Senator Claire McCaskill

McCaskill is seeking her third term in Washington.

She was elected to the Senate in 2006, ousting Republican incumbent Talent. McCaskill was re-elected to a six-year term in 2012, beating then-Congressman Todd Akin, R-Town and Country.

The Missouri Democratic Party Wednesday posted a Hawley tweet from June 14, 2016, which read: “Jefferson City is full of insiders just climbing the political ladder. Missouri voters deserve better. #MOAG”.

In that tweet, there are people in suits climbing ladders behind Hawley.

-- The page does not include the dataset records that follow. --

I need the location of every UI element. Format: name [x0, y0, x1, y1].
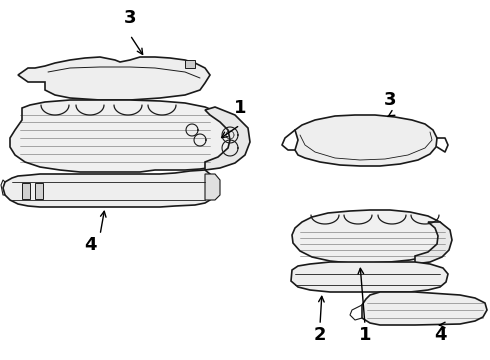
Polygon shape: [205, 174, 220, 200]
Polygon shape: [185, 60, 195, 68]
Polygon shape: [291, 262, 448, 292]
Text: 4: 4: [434, 326, 446, 344]
Polygon shape: [295, 115, 437, 166]
Polygon shape: [362, 292, 487, 325]
Text: 4: 4: [84, 236, 96, 254]
Polygon shape: [10, 100, 248, 172]
Polygon shape: [35, 183, 43, 199]
Text: 1: 1: [234, 99, 246, 117]
Polygon shape: [292, 210, 448, 263]
Text: 1: 1: [359, 326, 371, 344]
Polygon shape: [205, 107, 250, 170]
Polygon shape: [415, 222, 452, 264]
Text: 3: 3: [124, 9, 136, 27]
Text: 3: 3: [384, 91, 396, 109]
Polygon shape: [18, 57, 210, 100]
Polygon shape: [22, 183, 30, 199]
Polygon shape: [3, 170, 218, 207]
Text: 2: 2: [314, 326, 326, 344]
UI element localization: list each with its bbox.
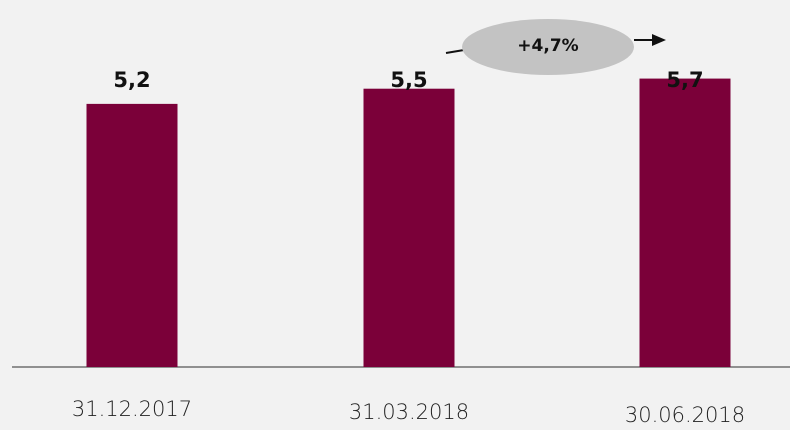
value-label: 5,7 xyxy=(666,68,703,92)
x-tick-label: 31.03.2018 xyxy=(349,400,469,424)
value-label: 5,2 xyxy=(113,68,150,92)
x-tick-label: 31.12.2017 xyxy=(72,397,192,421)
bar xyxy=(86,103,178,367)
value-label: 5,5 xyxy=(390,68,427,92)
annotation-line xyxy=(445,49,465,54)
annotation-arrowhead xyxy=(652,34,666,46)
annotation-text: +4,7% xyxy=(517,36,578,56)
bar xyxy=(363,88,455,367)
growth-annotation: +4,7% xyxy=(445,19,666,75)
x-tick-label: 30.06.2018 xyxy=(625,403,745,427)
bar xyxy=(639,78,731,367)
annotation-ellipse xyxy=(462,19,634,75)
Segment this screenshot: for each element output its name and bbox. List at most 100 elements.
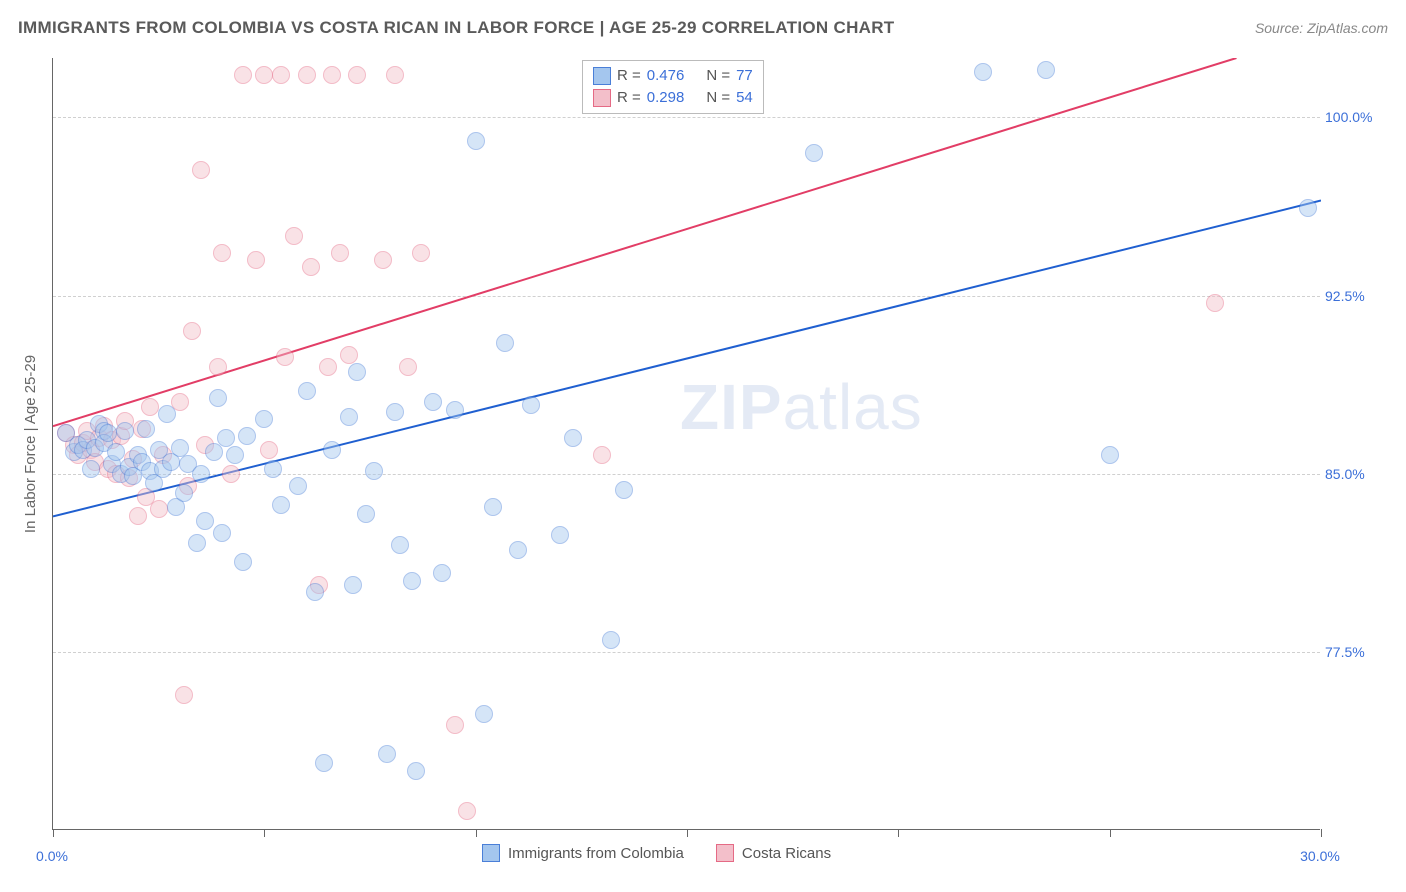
scatter-point bbox=[522, 396, 540, 414]
scatter-point bbox=[272, 496, 290, 514]
scatter-point bbox=[323, 441, 341, 459]
scatter-point bbox=[386, 403, 404, 421]
scatter-point bbox=[226, 446, 244, 464]
scatter-point bbox=[475, 705, 493, 723]
legend-item: Immigrants from Colombia bbox=[482, 844, 684, 862]
scatter-point bbox=[323, 66, 341, 84]
scatter-point bbox=[285, 227, 303, 245]
legend-swatch bbox=[482, 844, 500, 862]
x-tick-label: 0.0% bbox=[36, 848, 68, 864]
scatter-point bbox=[276, 348, 294, 366]
scatter-point bbox=[805, 144, 823, 162]
scatter-point bbox=[615, 481, 633, 499]
legend-n-value: 54 bbox=[736, 87, 753, 109]
scatter-point bbox=[137, 420, 155, 438]
scatter-point bbox=[1101, 446, 1119, 464]
scatter-point bbox=[238, 427, 256, 445]
y-tick-label: 92.5% bbox=[1325, 288, 1385, 304]
legend-r-value: 0.476 bbox=[647, 65, 685, 87]
scatter-point bbox=[99, 424, 117, 442]
source-name: ZipAtlas.com bbox=[1307, 20, 1388, 36]
y-axis-title: In Labor Force | Age 25-29 bbox=[22, 355, 39, 533]
scatter-point bbox=[424, 393, 442, 411]
x-tick bbox=[1321, 829, 1322, 837]
scatter-point bbox=[82, 460, 100, 478]
scatter-point bbox=[205, 443, 223, 461]
scatter-point bbox=[386, 66, 404, 84]
scatter-point bbox=[403, 572, 421, 590]
scatter-point bbox=[234, 66, 252, 84]
series-legend: Immigrants from Colombia Costa Ricans bbox=[482, 844, 831, 862]
scatter-point bbox=[234, 553, 252, 571]
legend-label: Immigrants from Colombia bbox=[508, 845, 684, 862]
scatter-point bbox=[484, 498, 502, 516]
scatter-point bbox=[1037, 61, 1055, 79]
scatter-point bbox=[348, 66, 366, 84]
scatter-point bbox=[340, 346, 358, 364]
scatter-point bbox=[213, 524, 231, 542]
scatter-point bbox=[564, 429, 582, 447]
scatter-point bbox=[1206, 294, 1224, 312]
legend-item: Costa Ricans bbox=[716, 844, 831, 862]
scatter-point bbox=[289, 477, 307, 495]
scatter-point bbox=[378, 745, 396, 763]
scatter-point bbox=[298, 66, 316, 84]
scatter-point bbox=[467, 132, 485, 150]
scatter-point bbox=[412, 244, 430, 262]
legend-label: Costa Ricans bbox=[742, 845, 831, 862]
scatter-point bbox=[217, 429, 235, 447]
scatter-point bbox=[129, 507, 147, 525]
x-tick-label: 30.0% bbox=[1300, 848, 1340, 864]
scatter-point bbox=[260, 441, 278, 459]
gridline bbox=[53, 652, 1320, 653]
scatter-point bbox=[255, 410, 273, 428]
x-tick bbox=[53, 829, 54, 837]
legend-swatch bbox=[716, 844, 734, 862]
scatter-point bbox=[213, 244, 231, 262]
scatter-point bbox=[255, 66, 273, 84]
scatter-point bbox=[209, 389, 227, 407]
scatter-point bbox=[319, 358, 337, 376]
scatter-point bbox=[458, 802, 476, 820]
scatter-point bbox=[315, 754, 333, 772]
scatter-point bbox=[196, 512, 214, 530]
legend-n-value: 77 bbox=[736, 65, 753, 87]
scatter-point bbox=[374, 251, 392, 269]
x-tick bbox=[1110, 829, 1111, 837]
legend-r-value: 0.298 bbox=[647, 87, 685, 109]
scatter-point bbox=[593, 446, 611, 464]
scatter-point bbox=[264, 460, 282, 478]
scatter-point bbox=[348, 363, 366, 381]
x-tick bbox=[476, 829, 477, 837]
correlation-legend: R = 0.476 N = 77 R = 0.298 N = 54 bbox=[582, 60, 764, 114]
scatter-point bbox=[433, 564, 451, 582]
scatter-point bbox=[399, 358, 417, 376]
x-tick bbox=[898, 829, 899, 837]
scatter-point bbox=[602, 631, 620, 649]
gridline bbox=[53, 474, 1320, 475]
scatter-point bbox=[974, 63, 992, 81]
scatter-point bbox=[340, 408, 358, 426]
scatter-point bbox=[496, 334, 514, 352]
plot-area: 77.5%85.0%92.5%100.0% bbox=[52, 58, 1320, 830]
source-label: Source: bbox=[1255, 20, 1307, 36]
legend-row: R = 0.476 N = 77 bbox=[593, 65, 753, 87]
scatter-point bbox=[446, 716, 464, 734]
scatter-point bbox=[222, 465, 240, 483]
scatter-point bbox=[551, 526, 569, 544]
scatter-point bbox=[407, 762, 425, 780]
scatter-point bbox=[171, 439, 189, 457]
legend-n-label: N = bbox=[706, 87, 730, 109]
scatter-point bbox=[183, 322, 201, 340]
legend-r-label: R = bbox=[617, 87, 641, 109]
scatter-point bbox=[192, 161, 210, 179]
scatter-point bbox=[175, 686, 193, 704]
legend-n-label: N = bbox=[706, 65, 730, 87]
scatter-point bbox=[365, 462, 383, 480]
legend-row: R = 0.298 N = 54 bbox=[593, 87, 753, 109]
scatter-point bbox=[150, 500, 168, 518]
scatter-point bbox=[1299, 199, 1317, 217]
legend-r-label: R = bbox=[617, 65, 641, 87]
scatter-point bbox=[188, 534, 206, 552]
scatter-point bbox=[509, 541, 527, 559]
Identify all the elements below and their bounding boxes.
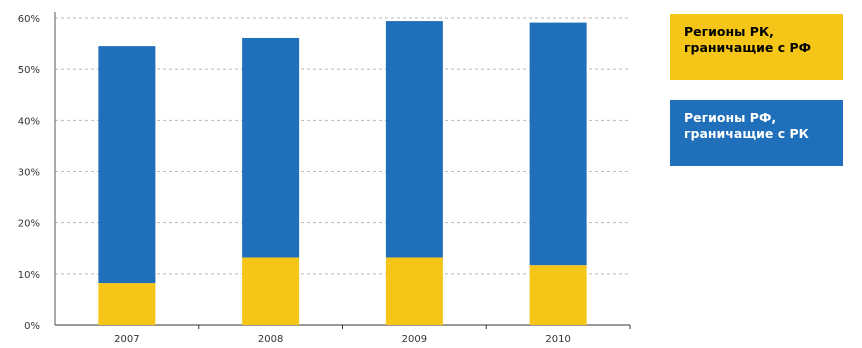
x-tick-label: 2008 — [258, 334, 283, 345]
bar-segment-ru — [242, 37, 300, 258]
legend-item-ru-regions: Регионы РФ, граничащие с РК — [670, 100, 843, 166]
x-tick-label: 2010 — [545, 334, 570, 345]
bar-segment-ru — [529, 22, 587, 266]
legend-label-line2: граничащие с РК — [684, 126, 809, 141]
x-tick-label: 2009 — [402, 334, 427, 345]
y-tick-label: 30% — [18, 168, 40, 179]
bar-segment-kz — [529, 265, 587, 325]
bar-segment-kz — [242, 257, 300, 325]
y-tick-label: 10% — [18, 270, 40, 281]
y-tick-label: 50% — [18, 65, 40, 76]
bar-segment-kz — [98, 283, 156, 325]
x-tick-label: 2007 — [114, 334, 139, 345]
y-tick-label: 20% — [18, 219, 40, 230]
bar-segment-ru — [98, 46, 156, 284]
y-tick-label: 40% — [18, 116, 40, 127]
y-tick-label: 0% — [24, 321, 40, 332]
bar-segment-ru — [385, 21, 443, 258]
stacked-bar-chart: 0% 10% 20% 30% 40% 50% 60% 2007 2008 2009 2010 — [18, 12, 631, 345]
legend-label-line1: Регионы РФ, — [684, 110, 777, 125]
y-tick-label: 60% — [18, 14, 40, 25]
bar-segment-kz — [385, 257, 443, 325]
legend-item-kz-regions: Регионы РК, граничащие с РФ — [670, 14, 843, 80]
legend-label-line2: граничащие с РФ — [684, 40, 812, 55]
legend-label-line1: Регионы РК, — [684, 24, 774, 39]
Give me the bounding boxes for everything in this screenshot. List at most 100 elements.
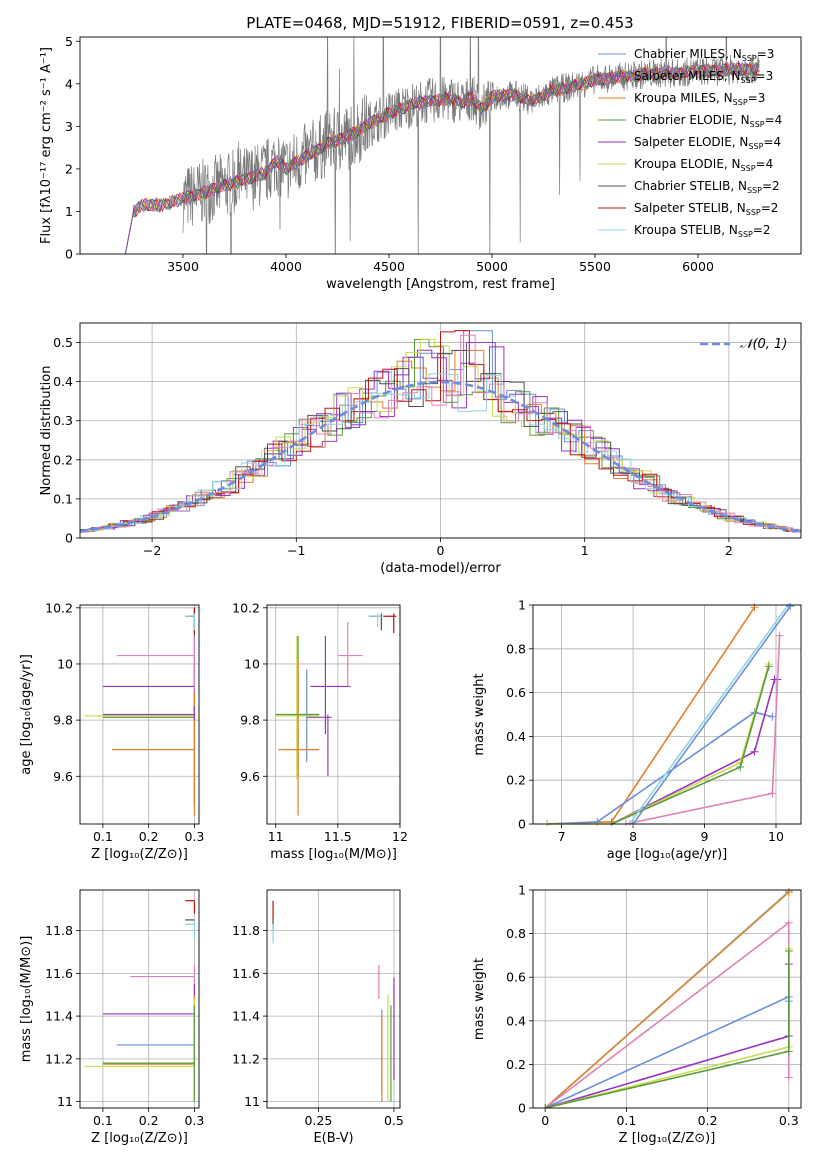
y-tick-label: 0.1: [53, 491, 73, 506]
series-marker-km: [750, 603, 759, 612]
x-tick-label: 0: [541, 1113, 549, 1128]
y-tick-label: 11.8: [232, 923, 260, 938]
series-marker-pink: [775, 631, 784, 640]
y-tick-label: 0.4: [506, 729, 526, 744]
y-tick-label: 1: [518, 598, 526, 613]
x-tick-label: 9: [701, 829, 709, 844]
y-tick-label: 11.2: [232, 1051, 260, 1066]
y-tick-label: 5: [65, 34, 73, 49]
legend-label-ce: Chabrier ELODIE, NSSP=4: [634, 113, 782, 129]
y-tick-label: 11.2: [45, 1051, 73, 1066]
y-tick-label: 11: [244, 1094, 260, 1109]
y-tick-label: 10.2: [45, 600, 73, 615]
gaussian-curve: [80, 380, 801, 533]
series-marker-se: [750, 747, 759, 756]
x-tick-label: 12: [392, 829, 408, 844]
x-tick-label: 10: [768, 829, 784, 844]
series-marker-cm2: [786, 603, 795, 611]
series-line-ke: [545, 948, 790, 1109]
series-marker-pink: [784, 918, 793, 927]
mass_vs_Z-frame: [79, 889, 200, 1109]
x-axis-label: Z [log₁₀(Z/Z⊙)]: [91, 1131, 188, 1146]
y-tick-label: 4: [65, 76, 73, 91]
y-tick-label: 11.8: [45, 923, 73, 938]
legend-label-gauss: 𝒩(0, 1): [740, 337, 787, 352]
y-tick-label: 10: [57, 656, 73, 671]
spectrum-legend: Chabrier MILES, NSSP=3 Salpeter MILES, NS…: [598, 47, 782, 239]
spectrum-data-line: [182, 37, 760, 254]
y-axis-label: Flux [fλ10⁻¹⁷ erg cm⁻² s⁻¹ A⁻¹]: [39, 47, 54, 244]
y-axis-label: mass weight: [472, 958, 487, 1040]
y-tick-label: 0.2: [506, 1057, 526, 1072]
age_vs_Z-frame: [79, 604, 200, 825]
x-tick-label: 4500: [373, 259, 405, 274]
weight_vs_age-axes: 7 8 9 10 0 0.2 0.4 0.6 0.8 1 age [log₁₀(age/yr)] ma…: [472, 598, 801, 862]
x-tick-label: 7: [558, 829, 566, 844]
figure-title: PLATE=0468, MJD=51912, FIBERID=0591, z=0…: [246, 14, 633, 32]
x-tick-label: 11: [268, 829, 284, 844]
mass_vs_EBV-frame: [266, 889, 401, 1109]
series-line-ks: [628, 604, 789, 825]
legend-label-km: Kroupa MILES, NSSP=3: [634, 91, 765, 107]
y-tick-label: 9.6: [240, 769, 260, 784]
y-axis-label: age [log₁₀(age/yr)]: [19, 654, 34, 775]
x-tick-label: 2: [725, 543, 733, 558]
y-tick-label: 0.4: [506, 1013, 526, 1028]
x-tick-label: 0.25: [304, 1113, 332, 1128]
series-marker-km: [784, 888, 793, 897]
age_vs_mass-frame: [266, 604, 401, 825]
x-tick-label: 6000: [682, 259, 714, 274]
x-tick-label: 0.3: [184, 1113, 204, 1128]
y-tick-label: 10.2: [232, 600, 260, 615]
histogram-ke: [80, 338, 801, 533]
x-tick-label: 0.2: [139, 1113, 159, 1128]
y-tick-label: 0.2: [506, 773, 526, 788]
y-tick-label: 11.6: [45, 966, 73, 981]
x-tick-label: 0.3: [779, 1113, 799, 1128]
series-line-km: [544, 891, 790, 1109]
y-tick-label: 11.4: [232, 1009, 260, 1024]
x-axis-label: E(B-V): [313, 1131, 353, 1146]
x-tick-label: −2: [143, 543, 161, 558]
spectrum-frame: [79, 36, 802, 255]
x-tick-label: 8: [629, 829, 637, 844]
series-line-ce: [545, 951, 790, 1109]
series-line-cm: [544, 995, 790, 1109]
x-axis-label: (data-model)/error: [380, 561, 501, 576]
y-axis-label: Normed distribution: [39, 366, 54, 496]
age_vs_Z-axes: 0.1 0.2 0.3 9.6 9.8 10 10.2 Z [log₁₀(Z/Z⊙)] age …: [19, 600, 204, 862]
legend-label-se: Salpeter ELODIE, NSSP=4: [634, 135, 781, 151]
y-tick-label: 10: [244, 656, 260, 671]
weight_vs_age-frame: [532, 604, 802, 825]
legend-label-ks: Kroupa STELIB, NSSP=2: [634, 223, 771, 239]
x-tick-label: 0.3: [184, 829, 204, 844]
series-marker-ce: [764, 662, 773, 671]
model-line-sm: [124, 61, 760, 254]
y-tick-label: 11.4: [45, 1009, 73, 1024]
x-tick-label: 0.5: [384, 1113, 404, 1128]
y-tick-label: 0.8: [506, 641, 526, 656]
x-tick-label: 0.1: [616, 1113, 636, 1128]
weight_vs_Z-series: [541, 888, 793, 1110]
x-axis-label: wavelength [Angstrom, rest frame]: [326, 277, 555, 292]
x-tick-label: 0.2: [139, 829, 159, 844]
histogram-pink: [80, 334, 801, 533]
y-tick-label: 1: [518, 883, 526, 898]
series-line-se: [544, 964, 790, 1109]
y-tick-label: 11.6: [232, 966, 260, 981]
y-tick-label: 3: [65, 119, 73, 134]
x-axis-label: age [log₁₀(age/yr)]: [607, 847, 728, 862]
x-tick-label: 1: [581, 543, 589, 558]
plot-layer: 3500 4000 4500 5000 5500 6000012345wavelength…: [19, 34, 802, 1146]
spectrum-axes: 3500 4000 4500 5000 5500 6000 0 1 2 3 4 5 wavelength…: [39, 34, 714, 292]
y-tick-label: 9.8: [240, 713, 260, 728]
mass_vs_EBV-axes: 0.25 0.5 11 11.2 11.4 11.6 11.8 E(B-V): [232, 890, 404, 1146]
series-line-cm: [547, 711, 773, 825]
series-marker-ce: [736, 763, 745, 772]
residuals-axes: −2 −1 0 1 2 0 0.1 0.2 0.3 0.4 0.5 (data-model)/erro…: [39, 323, 801, 576]
y-tick-label: 0.4: [53, 374, 73, 389]
x-tick-label: 5000: [476, 259, 508, 274]
series-line-pink: [625, 635, 781, 825]
y-tick-label: 0: [65, 531, 73, 546]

McCaskill campaign manager David Kirby has released a statement, noting that Hawley was sworn-in as Attorney General in January.

“Josh Hawley must want to set some kind of record- just a few months after promising Missourians he wouldn’t be a ladder-climbing politician, he decides he’d rather run for the next office than do the job he was elected to do. That’s exactly what Missourians can’t stand about politics – it represents the worst kind of politician, and calls into question what other promises Josh Hawley will break,” Kirby says in his statement.

State Rep. Paul Curtman, R-Pacific, launched an exploratory committee for the Senate race last weekend. Curtman, who served as a Sergeant in the United States Marine Corps, is in his fourth and final term in the Missouri House. He was first elected in 2010.